The Genomic Organization of Superorganismal Ant Colonies

From ancient philosophers like Aristotle to curious toddlers crawling in backyards, ants have long fascinated us. These tiny insects organize themselves into incredibly efficient colonies, with queens, workers, and sometimes even soldiers, each playing very distinct roles. But how could such highly sophisticated social coordination evolve?

Darwin’s Puzzle About Sterile Ant Workers and Highly Fertile Queens

In The Origin of Species (1859), Charles Darwin devoted quite a number of pages to ants, particularly to the workers who do not reproduce. He did not know about genes, but wondered how natural selection could have made queens and workers of the same colony so different even though they are closely related family members.

Darwin assumed that workers increase the reproductive success of their inseminated mother queen, thereby explaining the so-called reproductive division of labour: males provide sperm, which the queens store and use to fertilise eggs throughout their lives. Workers search for food, care for the brood and defend the nest, but do not mate and die young.

It has been known since the 1960s that Darwin was right: siblings can pass on gene copies to future generations just as effectively as own offspring can do. However, it was previously unclear how a complete restructuring of ant genomes took place so genomes could simultaneously contain genetic blueprints for the very different queens, males and workers in the same colony. A new international study with title Adaptive radiation and social evolution of the ants provides a large number of answers to this fundamental question.

Ant Genomes: Innovation, Stability and Diversification across 150 Million Years of Evolution

“We sequenced and compared high-quality genomes of more than 130 ant species from around the world, allowing us to resolve ant genomics to an unprecedented level of explanatory resolution”, says lead author Joel Vizueta.

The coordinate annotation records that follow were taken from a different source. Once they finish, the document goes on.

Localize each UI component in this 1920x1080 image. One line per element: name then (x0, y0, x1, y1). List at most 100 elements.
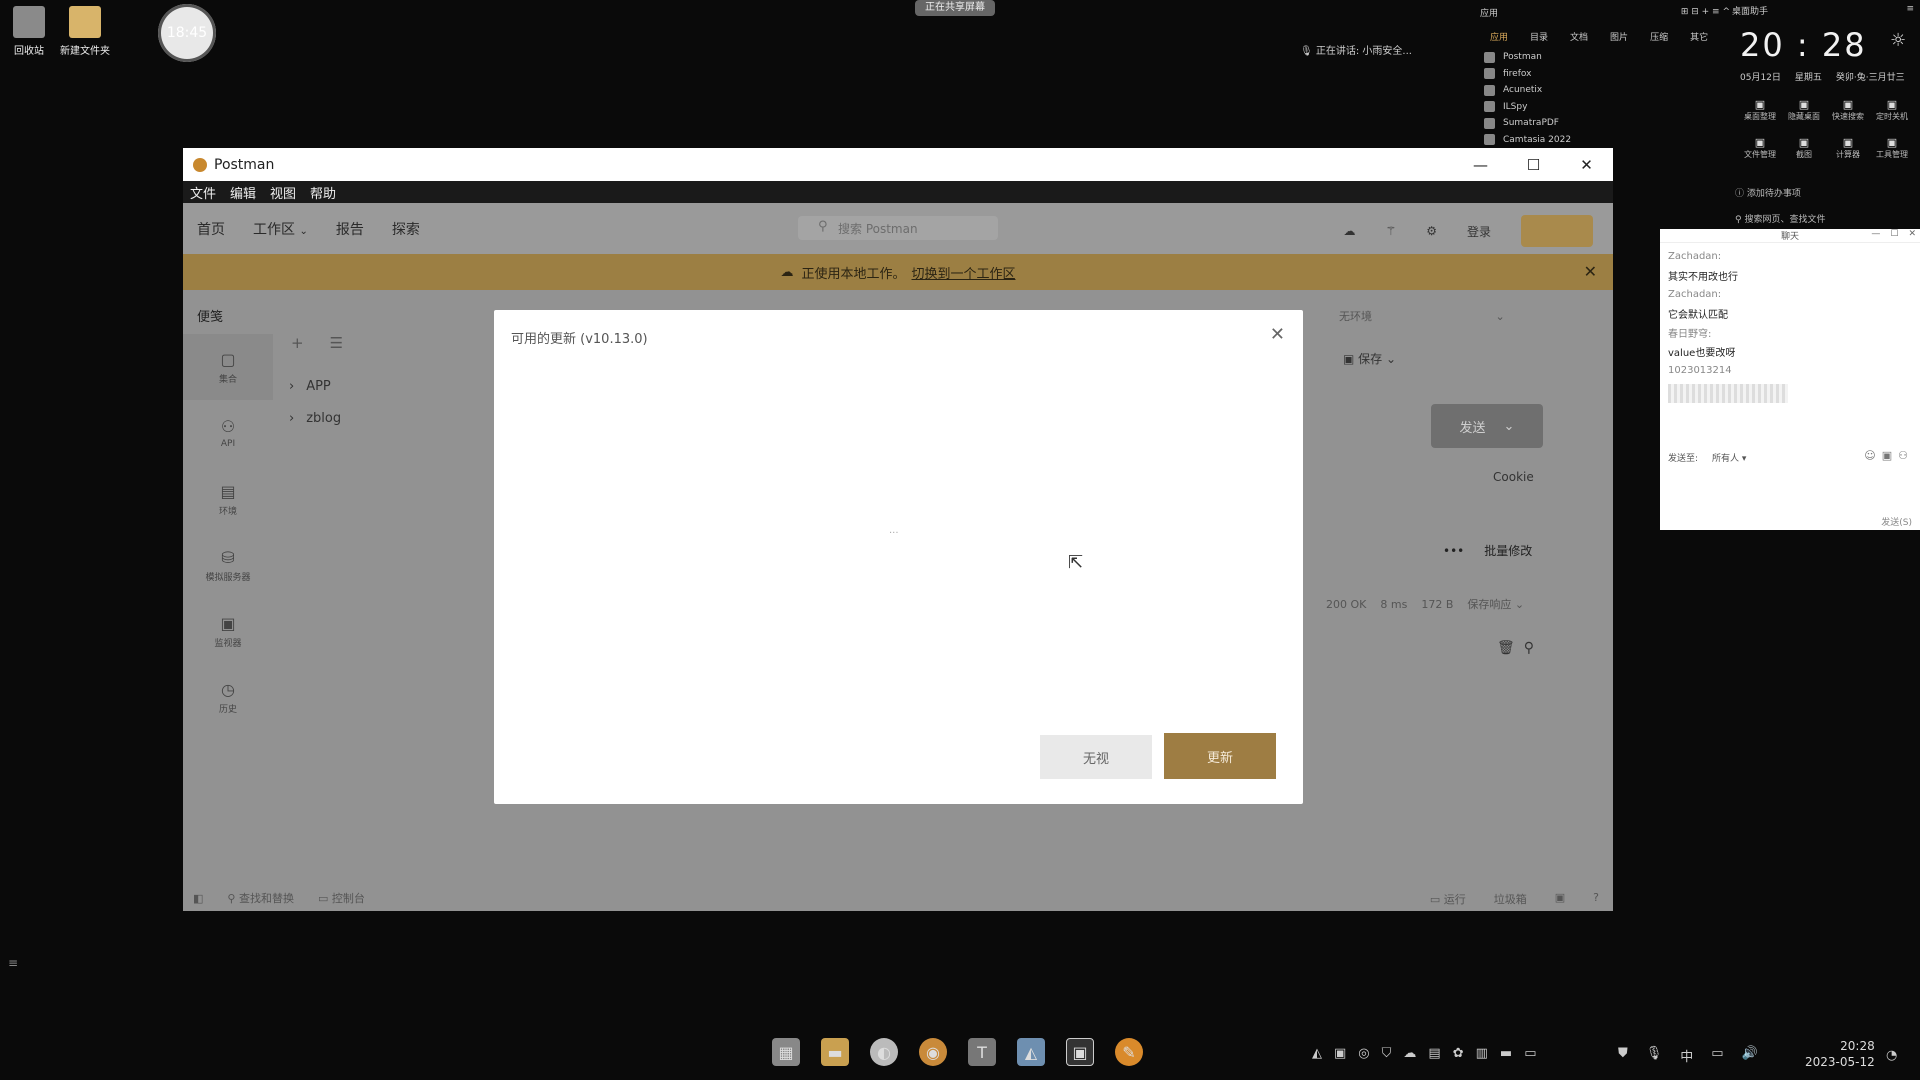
minimize-icon[interactable]: — (1871, 229, 1880, 239)
send-button[interactable]: 发送 ⌄ (1431, 404, 1543, 448)
tree-item-zblog[interactable]: › zblog (289, 402, 343, 434)
bulk-edit-link[interactable]: ••• 批量修改 (1443, 542, 1532, 559)
tray-shield-icon[interactable]: ⛉ (1382, 1046, 1392, 1061)
chat-tool-icons[interactable]: ☺▣⚇ (1864, 449, 1914, 462)
tray-app-icon[interactable]: ✿ (1453, 1046, 1464, 1061)
typora-icon[interactable]: T (968, 1038, 996, 1066)
help-icon[interactable]: ? (1593, 891, 1599, 907)
update-button[interactable]: 更新 (1164, 733, 1276, 779)
tray-app-icon[interactable]: ▥ (1476, 1046, 1488, 1061)
nav-home[interactable]: 首页 (197, 219, 225, 239)
taskbar-clock[interactable]: 20:28 2023-05-12 (1805, 1038, 1875, 1070)
tray-app-icon[interactable]: ◭ (1312, 1046, 1322, 1061)
edge-browser-icon[interactable]: ◐ (870, 1038, 898, 1066)
tree-item-app[interactable]: › APP (289, 370, 343, 402)
edge-handle-icon[interactable]: ≡ (8, 956, 18, 970)
close-icon[interactable]: ✕ (1270, 324, 1285, 345)
close-icon[interactable]: ✕ (1908, 229, 1916, 239)
switch-workspace-link[interactable]: 切换到一个工作区 (912, 263, 1016, 282)
file-explorer-icon[interactable]: ▬ (821, 1038, 849, 1066)
quick-action[interactable]: 隐藏桌面 (1782, 98, 1826, 122)
maximize-button[interactable]: ☐ (1507, 148, 1560, 181)
launcher-category[interactable]: 其它 (1690, 30, 1708, 43)
tray-app-icon[interactable]: ▤ (1428, 1046, 1440, 1061)
quick-action[interactable]: 工具管理 (1870, 136, 1914, 160)
upgrade-button[interactable] (1521, 215, 1593, 247)
volume-icon[interactable]: 🔊 (1742, 1046, 1758, 1065)
environment-select[interactable]: 无环境 ⌄ (1339, 308, 1505, 324)
search-icon[interactable]: ⚲ (1524, 640, 1534, 656)
satellite-icon[interactable]: ⚚ (1385, 224, 1396, 238)
launcher-category[interactable]: 文档 (1570, 30, 1588, 43)
launcher-app[interactable]: Acunetix (1480, 82, 1730, 99)
launcher-category[interactable]: 应用 (1490, 30, 1508, 43)
nav-reports[interactable]: 报告 (336, 219, 364, 239)
maximize-icon[interactable]: ☐ (1890, 229, 1898, 239)
rail-item-environments[interactable]: ▤ 环境 (183, 466, 273, 532)
launcher-category[interactable]: 压缩 (1650, 30, 1668, 43)
quick-action[interactable]: 计算器 (1826, 136, 1870, 160)
runner-button[interactable]: ▭ 运行 (1430, 891, 1466, 907)
microphone-icon[interactable]: 🎙 (1646, 1046, 1663, 1065)
find-replace-button[interactable]: ⚲ 查找和替换 (227, 890, 294, 906)
notification-icon[interactable]: ◔ (1886, 1048, 1897, 1063)
trash-icon[interactable]: 🗑 (1497, 640, 1515, 656)
menu-icon[interactable]: ≡ (1906, 4, 1914, 14)
trash-button[interactable]: 垃圾箱 (1494, 891, 1527, 907)
search-input[interactable]: ⚲ 搜索 Postman (798, 216, 998, 240)
filter-icon[interactable]: ☰ (330, 334, 343, 352)
cloud-off-icon[interactable]: ☁ (1343, 224, 1355, 238)
send-button[interactable]: 发送(S) (1881, 515, 1912, 528)
chrome-browser-icon[interactable]: ◉ (919, 1038, 947, 1066)
launcher-app[interactable]: Postman (1480, 49, 1730, 66)
minimize-button[interactable]: — (1454, 148, 1507, 181)
close-button[interactable]: ✕ (1560, 148, 1613, 181)
postman-taskbar-icon[interactable]: ✎ (1115, 1038, 1143, 1066)
calendar-app-icon[interactable]: ▦ (772, 1038, 800, 1066)
input-method[interactable]: 中 (1680, 1046, 1693, 1065)
rail-item-history[interactable]: ◷ 历史 (183, 664, 273, 730)
layout-icon[interactable]: ▣ (1555, 891, 1565, 907)
launcher-category[interactable]: 图片 (1610, 30, 1628, 43)
quick-action[interactable]: 快速搜索 (1826, 98, 1870, 122)
screen-app-icon[interactable]: ◭ (1017, 1038, 1045, 1066)
menu-item-view[interactable]: 视图 (270, 183, 296, 202)
gear-icon[interactable]: ⚙ (1426, 224, 1437, 238)
tray-app-icon[interactable]: ▭ (1524, 1046, 1536, 1061)
menu-item-file[interactable]: 文件 (190, 183, 216, 202)
rail-item-mock-servers[interactable]: ⛁ 模拟服务器 (183, 532, 273, 598)
add-icon[interactable]: + (291, 334, 304, 352)
rail-item-collections[interactable]: ▢ 集合 (183, 334, 273, 400)
rail-item-monitors[interactable]: ▣ 监视器 (183, 598, 273, 664)
login-button[interactable]: 登录 (1467, 223, 1491, 240)
quick-action[interactable]: 文件管理 (1738, 136, 1782, 160)
quick-action[interactable]: 定时关机 (1870, 98, 1914, 122)
desktop-new-folder[interactable]: 新建文件夹 (50, 6, 120, 57)
weather-sun-icon[interactable]: ☼ (1890, 30, 1906, 51)
jetbrains-icon[interactable]: ▣ (1066, 1038, 1094, 1066)
launcher-category[interactable]: 目录 (1530, 30, 1548, 43)
usb-icon[interactable]: ⛊ (1618, 1046, 1628, 1065)
todo-add[interactable]: ⓘ 添加待办事项 (1735, 186, 1801, 199)
sidebar-toggle-icon[interactable]: ◧ (193, 892, 203, 905)
nav-explore[interactable]: 探索 (392, 219, 420, 239)
save-response-button[interactable]: 保存响应 (1467, 598, 1511, 611)
tray-app-icon[interactable]: ◎ (1358, 1046, 1369, 1061)
launcher-controls[interactable]: ⊞ ⊟ + ≡ ^ (1681, 7, 1730, 17)
nav-workspace[interactable]: 工作区 ⌄ (253, 219, 308, 239)
assistant-search[interactable]: ⚲ 搜索网页、查找文件 (1735, 212, 1825, 225)
console-button[interactable]: ▭ 控制台 (318, 890, 365, 906)
more-icon[interactable]: ••• (1443, 544, 1464, 558)
launcher-app[interactable]: ILSpy (1480, 99, 1730, 116)
launcher-app[interactable]: Camtasia 2022 (1480, 132, 1730, 149)
screen-share-badge[interactable]: 正在共享屏幕 (915, 0, 995, 16)
save-button[interactable]: ▣ 保存 ⌄ (1343, 350, 1396, 367)
menu-item-edit[interactable]: 编辑 (230, 183, 256, 202)
launcher-app[interactable]: SumatraPDF (1480, 115, 1730, 132)
tray-app-icon[interactable]: ☁ (1403, 1046, 1416, 1061)
rail-item-api[interactable]: ⚇ API (183, 400, 273, 466)
cookie-link[interactable]: Cookie (1493, 470, 1534, 484)
quick-action[interactable]: 截图 (1782, 136, 1826, 160)
tray-app-icon[interactable]: ▬ (1500, 1046, 1512, 1061)
menu-item-help[interactable]: 帮助 (310, 183, 336, 202)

Much of the structure of ant genomes can only be explained in relation to the emergence and subsequent modification of the queen and worker castes in colonies that are so tightly integrated that they are often referred to as superorganisms. The study covered ants with standard colony life, but also included fungus-farming ants, army ants with millions of workers per colony, ant species whose queens are a hundred times larger than the smallest workers, species without queens whose workers clone themselves, and social parasites that do not need any workers at all. “After the ants emerged more than 150 million years ago, natural selection consistently diversified their genomes into more than 15,000 currently known species representing a huge number of clever evolutionary innovations”, says Joel Vizueta.

Once the ancestral ant genome had become evolutionary stable in the early Cretaceous, its genes were recombined to an unusually high degree. This rearrangement was particularly extensive in the presently most species-rich ant subfamilies. At the same time, smaller groups of linked genes remained excluded from these rearrangements for more than 100 million years, especially those that mediate reproductive division of labour between queens and workers. “This unusual conservation of linked genes illustrates how fundamental the major evolutionary transition to differentiated caste societies was,” says Jacobus (Koos) Boomsma, the senior Copenhagen author of the study.

The GAGA Initiative Starts a New Era for Ant Genomics

The research leading to the new Cell paper was initiated in 2016 when Guojie Zhang, Jacobus Boomsma and Lukas Schrader started GAGA - the Global Ant Genomics Alliance, an initiative joined by more than 50 international researchers from more than 25 countries. “The results and data sets presented in our publication fundamentally innovate the study of social insect genomics”, Koos Boomsma concludes.